Blackjack

May 16, 2011
By Brianna SILVER, Arlington Heights, Illinois
Brianna SILVER, Arlington Heights, Illinois
8 articles 5 photos 3 comments

Favorite Quote:
"Who's to say what is "proper"? What if it was agreed that "proper" was wearing a codfish on your head? Would you wear it?" Alice from Alice in Wonderland (Tim Burton version)


Thin skin, the color of English
tea, stretches over protruding
knuckles, his bones and veins straining
against the flesh. Blue, age-infested
polka dots canvas his wrist, sprinkling
up his arms like a connect-the-dot game
before disappearing beneath the plaid
blue t-shirt. Calloused fingertips
scuff the hardwood table.
"Hit me."

In the corner of the room, a pair
of glazed cerulean eyes
stare vacantly out of a window
clouded with spots and smears
left from a janitor neglecting
his work. Adjacent sits a perfect
half-circle of elders in wheelchairs,
staring just as absently at the T.V.
The on-duty nurse lazily flips the wilting
pages of the 10-year-old Vogue.

A stained yellow nail scrapes
the overturned card. James' soil-colored
eyes shift down as he leans forward
from his bronze crusted wheelchair.
Bifocals fall onto the bridge of his nose,
allowing his eyes to identify
a turned over two of hearts.
"Hit me."

The white-haired dealer flips over
another card.

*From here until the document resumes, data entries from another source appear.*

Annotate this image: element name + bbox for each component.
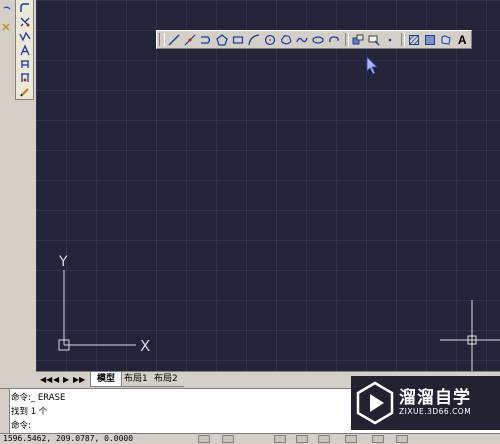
fillet-icon[interactable]: [18, 1, 32, 14]
watermark-banner: 溜溜自学 ZIXUE.3D66.COM: [351, 376, 500, 430]
toolbar-separator: [345, 33, 349, 46]
multiline-text-icon[interactable]: A: [455, 32, 469, 47]
status-bar: 1596.5462, 209.0787, 0.0000: [0, 433, 500, 444]
join-icon[interactable]: [18, 71, 32, 84]
command-window-handle[interactable]: [0, 389, 10, 434]
ucs-y-label: Y: [58, 254, 68, 270]
arc-icon[interactable]: [247, 32, 261, 47]
toolbar-separator: [400, 33, 405, 46]
dyn-toggle[interactable]: [396, 435, 408, 443]
ellipse-icon[interactable]: [311, 32, 325, 47]
polyline-icon[interactable]: [199, 32, 213, 47]
watermark-url: ZIXUE.3D66.COM: [399, 407, 472, 416]
first-tab-arrow-icon[interactable]: ◀◀: [40, 375, 52, 384]
revision-cloud-icon[interactable]: [279, 32, 293, 47]
stretch-icon[interactable]: [18, 43, 32, 56]
ortho-toggle[interactable]: [274, 435, 286, 443]
ucs-icon: Y X: [58, 254, 150, 355]
break-icon[interactable]: [18, 57, 32, 70]
ucs-x-label: X: [140, 337, 150, 355]
osnap-toggle[interactable]: [318, 435, 330, 443]
region-icon[interactable]: [439, 32, 453, 47]
construction-line-icon[interactable]: [183, 32, 197, 47]
edit-pencil-icon[interactable]: [18, 85, 32, 98]
strip-handle[interactable]: [1, 4, 13, 34]
drawing-canvas[interactable]: Y X A: [36, 0, 500, 371]
polar-toggle[interactable]: [296, 435, 308, 443]
insert-block-icon[interactable]: [351, 32, 365, 47]
line-icon[interactable]: [167, 32, 181, 47]
mouse-pointer-icon: [366, 56, 378, 75]
ellipse-arc-icon[interactable]: [327, 32, 341, 47]
grid-toggle[interactable]: [222, 435, 234, 443]
command-prompt[interactable]: 命令:: [11, 419, 31, 431]
command-history-line: 找到 1 个: [11, 407, 48, 417]
trim-icon[interactable]: [18, 29, 32, 42]
gradient-icon[interactable]: [423, 32, 437, 47]
explode-icon[interactable]: [18, 15, 32, 28]
last-tab-arrow-icon[interactable]: ▶▶: [73, 375, 85, 384]
left-toolbar-strip: [0, 0, 37, 371]
prev-tab-arrow-icon[interactable]: ◀: [53, 375, 59, 384]
draw-toolbar: A: [156, 30, 472, 49]
tab-layout2[interactable]: 布局2: [148, 372, 184, 387]
command-history-line: 命令:_ ERASE: [11, 393, 66, 403]
otrack-toggle[interactable]: [345, 435, 357, 443]
ducs-toggle[interactable]: [372, 435, 384, 443]
modify-toolbar: [15, 0, 34, 100]
multiline-text-label: A: [457, 32, 467, 47]
circle-icon[interactable]: [263, 32, 277, 47]
hatch-icon[interactable]: [407, 32, 421, 47]
make-block-icon[interactable]: [367, 32, 381, 47]
watermark-title: 溜溜自学: [399, 388, 471, 408]
spline-icon[interactable]: [295, 32, 309, 47]
crosshair-cursor: [440, 300, 500, 371]
play-logo-icon: [356, 381, 394, 425]
snap-toggle[interactable]: [198, 435, 210, 443]
point-icon[interactable]: [383, 32, 397, 47]
polygon-icon[interactable]: [215, 32, 229, 47]
toolbar-grip[interactable]: [159, 33, 165, 46]
rectangle-icon[interactable]: [231, 32, 245, 47]
next-tab-arrow-icon[interactable]: ▶: [63, 375, 69, 384]
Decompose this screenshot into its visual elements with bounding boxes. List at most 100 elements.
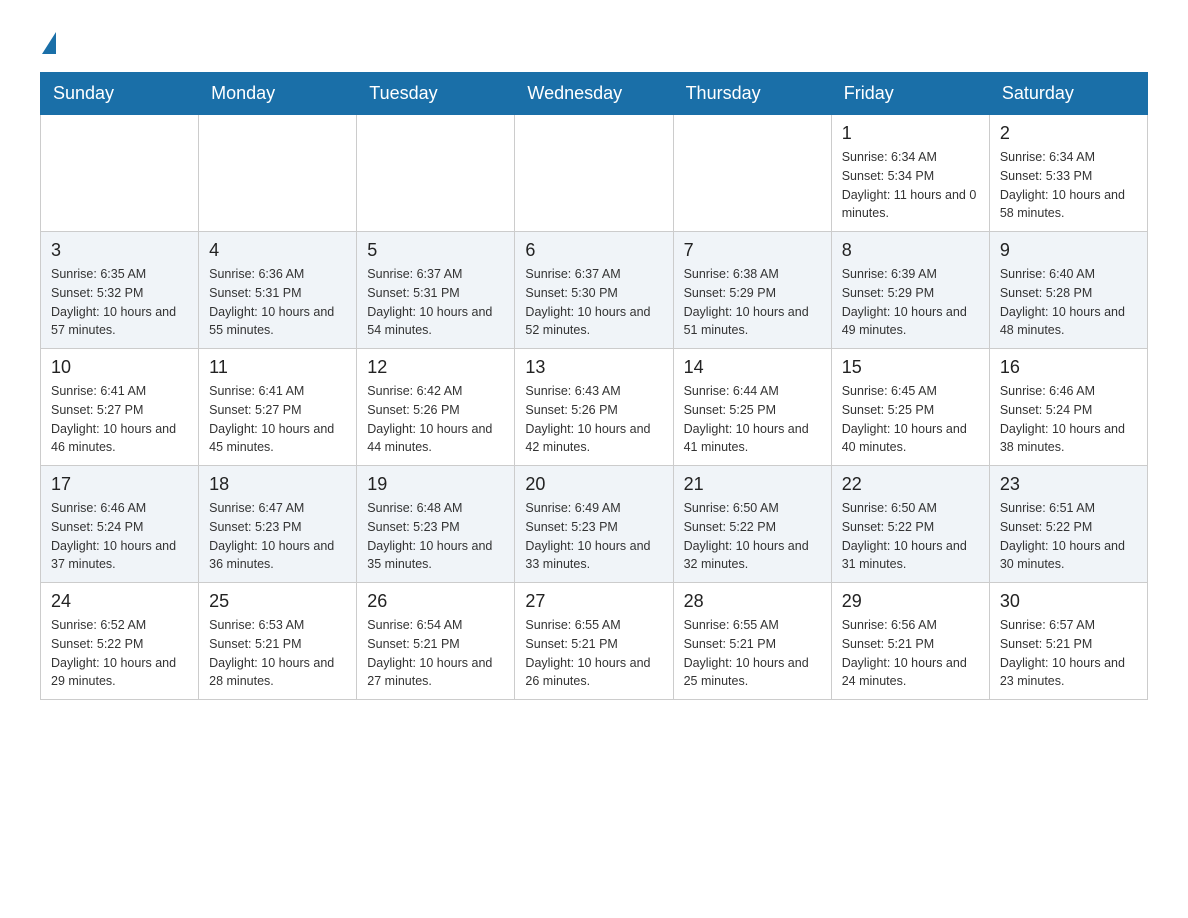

Six of diamonds dances
with a four of spades, nine of clubs, two
of hearts. Soil eyes shift to milk
chocolate, and paper-white teeth
appear behind thin, rusty lips.
"Blackjack."

A grandmother sits in a chair
near the window, her arms outstretched
as an eight-year-old sandy haired
boy flings himself at her, kissing
her right cheek and clutching
the back of her neck. He quickly
begins talking, oblivious
to the nurses bringing in the dinner carts.

James' raspy voice skips through the air
of the bare, white room, hop-scotching
with the aroma of undercooked
mashed potatoes as he whimsically
collects his red and blue chips.


The author's comments:
This is a special piece about my great-grandfather who is no longer with me. I love him dearly, and wish I had told him so while he was still around.